Phenomenology has a rich and complex background and it continues to evolve along lines that find their origins in earlier periods and movements.
From a philosophical point of view there exist many continuities and discontinuities among the various phenomenological orientations or movements. Often phenomenological schools or movements are identified with the thinking of outstanding scholars. And some academics make it their life project to study the works of great minds such as Husserl, Merleau-Ponty, Blanchot, Heidegger, or Ricoeur.
For human science scholars, who are primarily interested in applying phenomenological method to their professional practice or to aspects of their lifeworld, it is quite appropriate to take an eclectic approach to the tradition of phenomenology.
We may distinguish several phenomenological movements and traditions such as transcendental, existential, hermeneutical, linguistical, ethical, and experiential or practice phenomenology. This list of orientations is not necessarily complete. But these are designations that seem to recur throughout the philosophical and phenomenological literature.
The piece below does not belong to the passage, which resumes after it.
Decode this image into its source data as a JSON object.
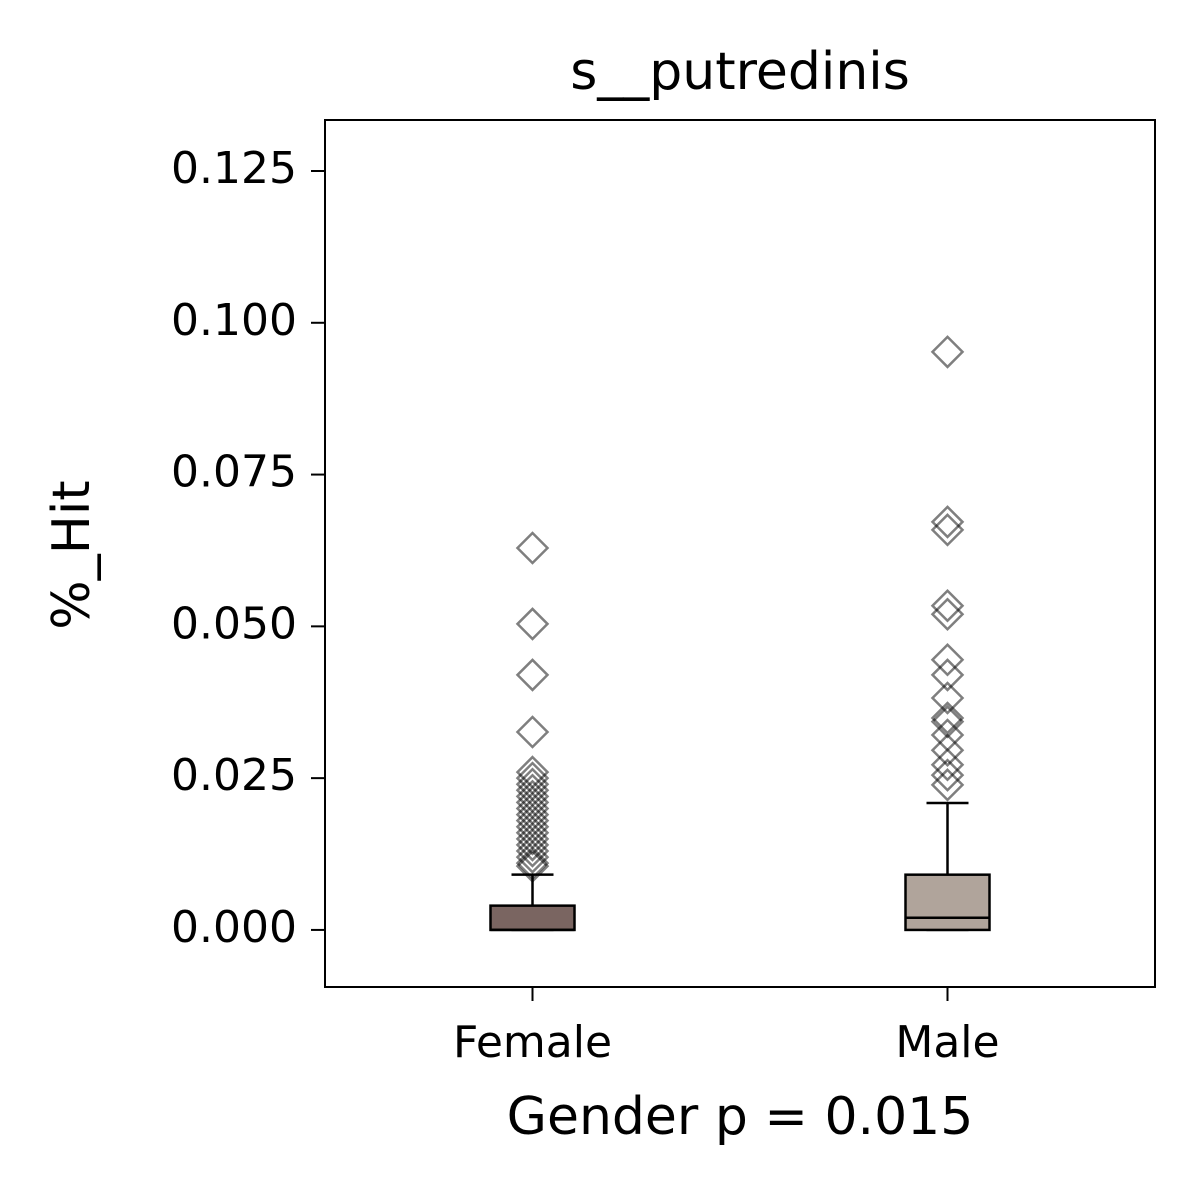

Further, it is not easy to place these movements in precise philosophical or historical frameworks. However, this section attempts to do this using the following designations or orientations:
- Transcendental phenomenology is most clearly identified with the pathbreaking work of Husserl and his collaborators and interpreters such as Eugen Fink, Tymieniecka, and Van Breda.
- Existential phenomenology is associated with Heidegger, Sartre, de Beauvoir, Merleau-Ponty, Marcel, and others.
- Hermeneutical phenomenology is linked especially with Heidegger, Gadamer, and Ricoeur.
- Linguistical phenomenology includes the French language oriented work of Blanchot, Derrida and Foucault, even though the latter denied that he was a phenomenologist.
- Ethical phenomenology is exemplified in the work of Scheler, but later especially with the thinking of Levinas –under whom Derrida studied the works of Husserl and Heidegger.
- Phenomenology of practice, or experiential phenomenology is used here to designate the employment of phenomenological method in applied or professional contexts such as clinical psychology, medicine, education or pedagogy, nursing, counselling, and also to the use of phenomenological method in contexts of practical concerns of everyday living. Early protagonists of phenomenology of practice are medical practitioners such as the psychiatrists Binswanger and Van den Berg, clinical psychologists such Buytendijk and Linschoten, and educators or pedagogues such as Langeveld and Bollnow. Examples of contemporary scholars who work within contexts of phenomenology of practice are Amadeo Giorgi (psychology), Patricia Benner (nursing), and Max van Manen (education and pedagogy).